Diante desse cenário, o novo modelo propõe uma definição afirmativa, centrada na disfunção metabólica como eixo fundamental da doença hepática associada à esteatose.
Critérios Diagnósticos: uma abordagem centrada na fisiopatologia
No modelo atual, o diagnóstico de MASLD se estabelece pela presença de esteatose hepática, associada a pelo menos um dos seguintes critérios de risco cardiometabólico:
- Obesidade (definida por IMC elevado ou aumento da circunferência abdominal);
- Diabetes mellitus tipo 2 ou pré-diabetes;
- Hipertensão arterial sistêmica;
- Dislipidemia (triglicerídeos elevados ou colesterol HDL reduzido);
- Outros marcadores de resistência insulínica.
A partir desse enquadramento, a evolução da esteatose para um quadro inflamatório, com lesão hepatocelular e risco de progressão para fibrose, define o diagnóstico de MASH. A manutenção do termo steatohepatitis é fundamental do ponto de vista científico, pois garante a continuidade dos critérios histológicos utilizados até então — presença de esteatose, inflamação lobular e degeneração hepatocelular (ballooning).
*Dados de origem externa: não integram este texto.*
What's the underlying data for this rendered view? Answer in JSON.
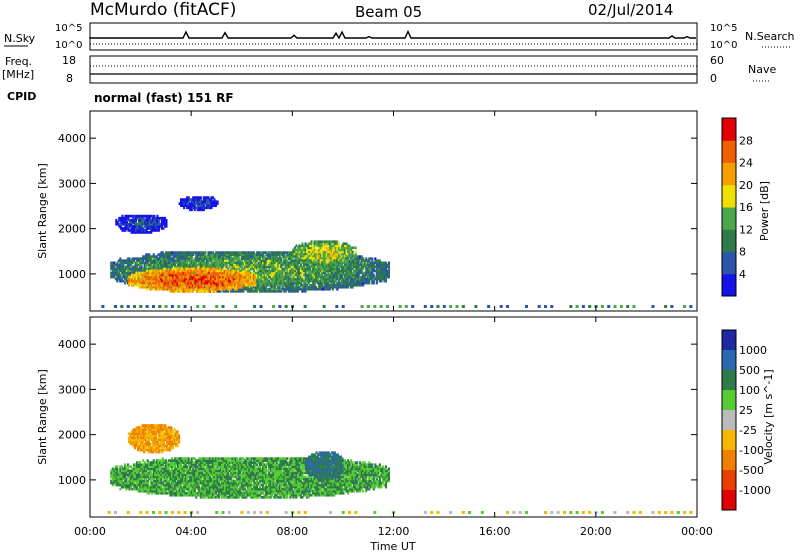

Isso permite não apenas a preservação da comparabilidade com estudos e registros anteriores, como também assegura a consistência no desenvolvimento e validação de biomarcadores e terapias.
Implicações clínicas e científicas da nova nomenclatura
A adoção de MASLD e MASH traz benefícios diretos para a prática clínica e para a pesquisa. Sob o ponto de vista clínico, o modelo afirmativo permite maior alinhamento com as abordagens já adotadas em outras especialidades, como endocrinologia e cardiologia, onde a síndrome metabólica é um eixo central de cuidado.
Além de reduzir o estigma associado aos termos anteriores, a nova nomenclatura melhora a comunicação entre profissionais de saúde e pacientes e facilita o rastreamento precoce dos indivíduos em risco, promovendo uma abordagem integrada e multidisciplinar.
No campo científico, essa atualização fortalece a estratificação de risco, aprimora os critérios de inclusão em ensaios clínicos e orienta o desenvolvimento de terapias mais direcionadas, alinhadas à fisiopatologia da doença.
Considerações finais
A transição de NAFLD para MASLD e de NASH para MASH representa muito mais que uma simples atualização de nomenclatura. Trata-se de uma mudança paradigmática que reflete o entendimento contemporâneo da doença hepática associada à esteatose — uma condição de natureza metabólica, sistêmica e com alto impacto na saúde pública global.
Ao adotar critérios diagnósticos afirmativos, centrados na disfunção metabólica, o novo modelo não apenas aprimora a acurácia clínica, mas também contribui para reduzir barreiras no cuidado, aumentar a efetividade das intervenções e estimular uma prática médica mais precisa, ética e centrada no paciente.